An odder-than-odd one in the catalog. The boys act out an insane fairy tale on a one-set stage, all playing a variety of roles. The show ends with another oddity, where the band are interviewed about the episode. There are no cutaways to musical numbers, although a very cool B&W "Daily Nightly" is seen at show's end. Oh, and please remember to save the Texas prairie chicken!
The boys become involved in an art crime when Peter is asked to duplicate a priceless painting which some scoundrels (played by Vic Tayback and Monte Landis) attempt to sneak the forgery into the museum to steal the original. Nothing ultra special about the wacky hi-jinx that ensue, except for the fact that Liberace shows up and his version of "performance art" has him destroying a grand piano with a sledgehammer. Why? Well ... why not?
A gem from season one which, if for no other reason, is great due to a guest appearance by Julie Newmar. Catwoman meets the Monkees -- how can you not love it! The episode also features the first airing of "The Girl I Knew Somewhere," which was the first Monkees record to feature the band playing its own instruments. Comedian, Hollywood Square and Marlon Brando pal Wally Cox makes a guest shot here as well.
The last episode of season one, it shows a day in the life of the Monkees as they prepare for a concert appearance. A visit to a radio station where astute, (pronounced obsessive), fans will notice the guys play DJ and spin a copy of "Mr. Farmer" by the Seeds. You also get some concert footage and general on the road mayhem.
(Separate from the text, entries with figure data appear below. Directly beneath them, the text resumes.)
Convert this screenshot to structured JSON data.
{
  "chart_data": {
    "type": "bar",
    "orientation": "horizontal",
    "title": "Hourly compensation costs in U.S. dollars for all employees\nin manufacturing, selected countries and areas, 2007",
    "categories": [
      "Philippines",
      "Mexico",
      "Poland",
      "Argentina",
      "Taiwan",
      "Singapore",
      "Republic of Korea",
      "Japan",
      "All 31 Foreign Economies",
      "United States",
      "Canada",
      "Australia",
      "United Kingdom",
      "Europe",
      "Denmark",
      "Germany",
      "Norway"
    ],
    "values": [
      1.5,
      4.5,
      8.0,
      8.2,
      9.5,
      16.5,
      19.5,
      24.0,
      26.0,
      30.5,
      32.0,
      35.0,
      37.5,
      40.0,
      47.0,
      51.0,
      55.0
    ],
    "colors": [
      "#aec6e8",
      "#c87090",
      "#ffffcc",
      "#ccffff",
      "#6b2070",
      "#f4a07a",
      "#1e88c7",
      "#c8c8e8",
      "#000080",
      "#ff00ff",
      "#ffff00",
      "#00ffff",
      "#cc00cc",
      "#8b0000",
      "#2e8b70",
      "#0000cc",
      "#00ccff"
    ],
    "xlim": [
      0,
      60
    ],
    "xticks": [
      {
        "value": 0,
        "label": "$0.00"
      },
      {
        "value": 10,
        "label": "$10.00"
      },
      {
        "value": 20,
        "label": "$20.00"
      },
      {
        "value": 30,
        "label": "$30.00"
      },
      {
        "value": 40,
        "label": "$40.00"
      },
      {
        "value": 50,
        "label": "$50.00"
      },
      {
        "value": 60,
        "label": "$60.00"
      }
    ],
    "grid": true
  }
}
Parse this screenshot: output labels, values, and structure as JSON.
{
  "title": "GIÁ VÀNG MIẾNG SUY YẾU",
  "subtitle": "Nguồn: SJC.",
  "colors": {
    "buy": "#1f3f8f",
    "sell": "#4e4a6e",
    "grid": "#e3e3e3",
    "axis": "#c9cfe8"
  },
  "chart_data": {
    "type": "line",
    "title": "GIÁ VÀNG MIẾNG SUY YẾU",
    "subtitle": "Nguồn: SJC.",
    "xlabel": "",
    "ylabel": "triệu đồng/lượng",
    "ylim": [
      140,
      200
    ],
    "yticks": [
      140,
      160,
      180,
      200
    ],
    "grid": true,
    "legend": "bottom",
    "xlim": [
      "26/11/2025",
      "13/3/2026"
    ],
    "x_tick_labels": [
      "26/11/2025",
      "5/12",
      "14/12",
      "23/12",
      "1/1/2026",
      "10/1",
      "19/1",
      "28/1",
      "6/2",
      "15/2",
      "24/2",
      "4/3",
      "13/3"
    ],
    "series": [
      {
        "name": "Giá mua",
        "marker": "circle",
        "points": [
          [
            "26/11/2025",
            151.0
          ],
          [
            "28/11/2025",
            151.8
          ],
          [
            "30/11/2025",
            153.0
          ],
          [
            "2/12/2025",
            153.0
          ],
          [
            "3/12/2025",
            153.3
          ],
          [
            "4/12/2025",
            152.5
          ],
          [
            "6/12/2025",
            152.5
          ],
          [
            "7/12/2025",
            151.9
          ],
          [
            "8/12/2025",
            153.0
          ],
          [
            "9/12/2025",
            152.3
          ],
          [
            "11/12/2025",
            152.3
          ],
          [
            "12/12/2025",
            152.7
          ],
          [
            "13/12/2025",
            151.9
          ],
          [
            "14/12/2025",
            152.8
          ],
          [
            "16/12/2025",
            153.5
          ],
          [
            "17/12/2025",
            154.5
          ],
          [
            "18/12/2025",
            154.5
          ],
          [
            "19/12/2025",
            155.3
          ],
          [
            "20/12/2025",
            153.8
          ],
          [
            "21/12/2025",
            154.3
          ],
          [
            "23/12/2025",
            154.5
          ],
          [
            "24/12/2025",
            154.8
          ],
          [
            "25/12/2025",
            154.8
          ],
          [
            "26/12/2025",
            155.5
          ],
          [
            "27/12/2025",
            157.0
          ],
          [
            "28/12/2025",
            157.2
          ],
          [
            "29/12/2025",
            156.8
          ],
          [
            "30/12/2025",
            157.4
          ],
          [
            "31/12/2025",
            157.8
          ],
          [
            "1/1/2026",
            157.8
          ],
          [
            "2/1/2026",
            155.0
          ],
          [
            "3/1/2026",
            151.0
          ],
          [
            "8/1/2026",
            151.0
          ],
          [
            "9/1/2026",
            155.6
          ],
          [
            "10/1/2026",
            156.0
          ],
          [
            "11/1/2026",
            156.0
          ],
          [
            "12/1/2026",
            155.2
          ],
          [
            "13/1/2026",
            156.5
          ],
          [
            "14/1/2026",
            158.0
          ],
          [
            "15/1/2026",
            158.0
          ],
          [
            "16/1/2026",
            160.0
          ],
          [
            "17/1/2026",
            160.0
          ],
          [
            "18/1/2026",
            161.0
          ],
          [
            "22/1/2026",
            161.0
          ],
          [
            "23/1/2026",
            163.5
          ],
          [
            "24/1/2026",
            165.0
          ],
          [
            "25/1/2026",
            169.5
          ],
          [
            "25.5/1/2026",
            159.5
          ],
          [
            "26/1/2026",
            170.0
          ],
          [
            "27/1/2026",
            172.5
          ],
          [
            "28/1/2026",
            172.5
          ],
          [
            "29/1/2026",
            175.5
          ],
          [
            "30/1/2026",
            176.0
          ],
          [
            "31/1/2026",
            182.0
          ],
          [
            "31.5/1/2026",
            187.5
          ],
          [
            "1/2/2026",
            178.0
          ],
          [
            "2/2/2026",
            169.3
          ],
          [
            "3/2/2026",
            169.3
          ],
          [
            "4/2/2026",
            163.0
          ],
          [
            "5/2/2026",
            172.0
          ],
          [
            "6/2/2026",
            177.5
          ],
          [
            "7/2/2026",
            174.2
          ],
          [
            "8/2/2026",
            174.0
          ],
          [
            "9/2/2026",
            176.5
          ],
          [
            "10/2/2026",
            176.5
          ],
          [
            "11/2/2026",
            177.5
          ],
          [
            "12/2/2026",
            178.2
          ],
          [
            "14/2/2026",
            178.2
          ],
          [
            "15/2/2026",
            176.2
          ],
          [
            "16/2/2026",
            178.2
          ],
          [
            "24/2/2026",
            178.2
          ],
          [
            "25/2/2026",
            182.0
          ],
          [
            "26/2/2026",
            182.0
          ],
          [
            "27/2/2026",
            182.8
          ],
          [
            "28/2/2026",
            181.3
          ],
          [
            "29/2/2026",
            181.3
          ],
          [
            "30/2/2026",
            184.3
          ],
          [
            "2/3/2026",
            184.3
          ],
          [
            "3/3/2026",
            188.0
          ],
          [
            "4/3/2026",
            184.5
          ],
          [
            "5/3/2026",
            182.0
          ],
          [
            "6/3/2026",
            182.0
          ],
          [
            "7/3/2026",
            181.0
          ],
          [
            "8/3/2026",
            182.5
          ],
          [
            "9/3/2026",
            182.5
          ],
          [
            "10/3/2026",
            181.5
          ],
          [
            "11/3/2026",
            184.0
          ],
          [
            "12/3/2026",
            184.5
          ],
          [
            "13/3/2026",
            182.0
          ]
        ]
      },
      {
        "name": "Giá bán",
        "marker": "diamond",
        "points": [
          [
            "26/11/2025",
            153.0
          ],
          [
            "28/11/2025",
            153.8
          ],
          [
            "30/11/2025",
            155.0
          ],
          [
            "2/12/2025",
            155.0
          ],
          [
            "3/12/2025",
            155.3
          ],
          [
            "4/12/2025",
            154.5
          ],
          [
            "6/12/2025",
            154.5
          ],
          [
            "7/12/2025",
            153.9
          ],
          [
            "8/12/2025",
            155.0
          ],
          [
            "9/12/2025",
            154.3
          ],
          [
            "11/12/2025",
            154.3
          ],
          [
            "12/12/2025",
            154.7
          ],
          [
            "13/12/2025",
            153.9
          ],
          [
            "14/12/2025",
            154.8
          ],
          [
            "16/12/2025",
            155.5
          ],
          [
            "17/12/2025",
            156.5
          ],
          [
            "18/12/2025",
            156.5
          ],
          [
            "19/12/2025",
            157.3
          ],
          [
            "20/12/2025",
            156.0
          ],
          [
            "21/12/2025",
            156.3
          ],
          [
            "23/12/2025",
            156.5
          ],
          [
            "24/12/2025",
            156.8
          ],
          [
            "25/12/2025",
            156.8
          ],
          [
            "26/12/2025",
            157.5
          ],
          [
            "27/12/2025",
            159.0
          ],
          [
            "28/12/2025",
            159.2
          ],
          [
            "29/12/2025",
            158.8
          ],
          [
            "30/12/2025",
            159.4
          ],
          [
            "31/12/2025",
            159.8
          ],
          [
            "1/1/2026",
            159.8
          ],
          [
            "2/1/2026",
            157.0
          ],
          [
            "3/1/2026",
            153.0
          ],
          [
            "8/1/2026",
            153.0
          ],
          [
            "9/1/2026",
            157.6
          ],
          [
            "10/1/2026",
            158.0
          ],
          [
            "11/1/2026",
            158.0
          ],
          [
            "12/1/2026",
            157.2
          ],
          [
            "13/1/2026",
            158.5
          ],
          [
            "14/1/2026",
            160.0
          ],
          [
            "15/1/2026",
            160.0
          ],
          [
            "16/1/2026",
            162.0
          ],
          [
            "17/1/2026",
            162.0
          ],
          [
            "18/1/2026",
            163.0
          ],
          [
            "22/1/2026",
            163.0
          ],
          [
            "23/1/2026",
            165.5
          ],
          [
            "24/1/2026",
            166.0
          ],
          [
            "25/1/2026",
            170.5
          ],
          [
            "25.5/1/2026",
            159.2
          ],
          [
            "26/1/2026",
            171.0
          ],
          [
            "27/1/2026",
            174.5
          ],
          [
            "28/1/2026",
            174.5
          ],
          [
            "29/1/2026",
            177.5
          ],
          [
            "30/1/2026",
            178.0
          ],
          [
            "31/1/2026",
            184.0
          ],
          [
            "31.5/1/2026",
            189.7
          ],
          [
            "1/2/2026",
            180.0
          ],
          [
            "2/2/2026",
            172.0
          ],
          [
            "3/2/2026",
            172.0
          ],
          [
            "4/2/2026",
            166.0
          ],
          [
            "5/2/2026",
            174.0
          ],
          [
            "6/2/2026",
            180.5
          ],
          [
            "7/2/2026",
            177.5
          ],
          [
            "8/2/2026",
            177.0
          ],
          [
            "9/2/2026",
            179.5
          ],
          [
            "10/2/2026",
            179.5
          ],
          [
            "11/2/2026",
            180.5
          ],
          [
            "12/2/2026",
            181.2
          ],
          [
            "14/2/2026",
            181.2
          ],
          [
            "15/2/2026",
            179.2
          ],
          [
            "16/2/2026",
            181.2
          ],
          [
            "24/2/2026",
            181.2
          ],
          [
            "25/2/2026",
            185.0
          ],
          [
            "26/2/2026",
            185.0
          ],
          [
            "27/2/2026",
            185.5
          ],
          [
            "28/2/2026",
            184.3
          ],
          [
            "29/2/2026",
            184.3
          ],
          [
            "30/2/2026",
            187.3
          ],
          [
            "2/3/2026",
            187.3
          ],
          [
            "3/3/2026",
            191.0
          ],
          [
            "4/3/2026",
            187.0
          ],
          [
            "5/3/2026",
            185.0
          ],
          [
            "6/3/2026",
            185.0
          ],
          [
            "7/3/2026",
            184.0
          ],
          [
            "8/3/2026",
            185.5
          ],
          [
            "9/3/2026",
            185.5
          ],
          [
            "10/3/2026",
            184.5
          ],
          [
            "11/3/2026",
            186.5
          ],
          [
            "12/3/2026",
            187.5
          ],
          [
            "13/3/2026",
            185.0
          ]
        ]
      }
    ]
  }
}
A seasonal favorite featuring Butch Patrick (on loan from The Munsters) as a boy with no Christmas Spirit. It's the usual tale of the spirit finally taking over with some help from the lads, and the episode wraps up with a beautiful a capella version of "Riu Chiu" which is a traditional Spanish Christmas song. Until the CD age, the song was never available to fans.
Another from season two, this begins like any typical episode only to have the Monkees give up, telling producer Jim Frawley "you've seen one Monkee episode you've seen them all" at which point they decide to take a vacation to Paris. The episode has no other dialogue from the band and is just a sight-seeing romp through the streets of Paris, with, of course, the music playing along the journey. It's a one-of-a-kind Monkees episode.
For the show's second to last episode, Frank Zappa and Mike pretend to be one another, which makes for some highly amusing moments. The fact that it was primarily kids watching the show made it all the stranger. What were we to think of Zappa and Nesmith destroying a car while the Mother's of Invention's "Mother People" plays in the background? Not your average bowl of soup.
This was the final episode of the series and was directed by Micky Dolenz. The opening scene features The Beatles' "Good Morning" from Sgt. Pepper, waking the boys up. The episode, not so subtly, addresses the idea of TV as mind control. With people hypnotized, the evil Wizard Glick is prepared to take over the world, but alas, our heroes save the day. How do they do this? By helping the giant Frodis plant to recharge! Once this happens, the plant emits this hazy smoke and then, suddenly everyone is, you know, mellowed out. What a way to end the series.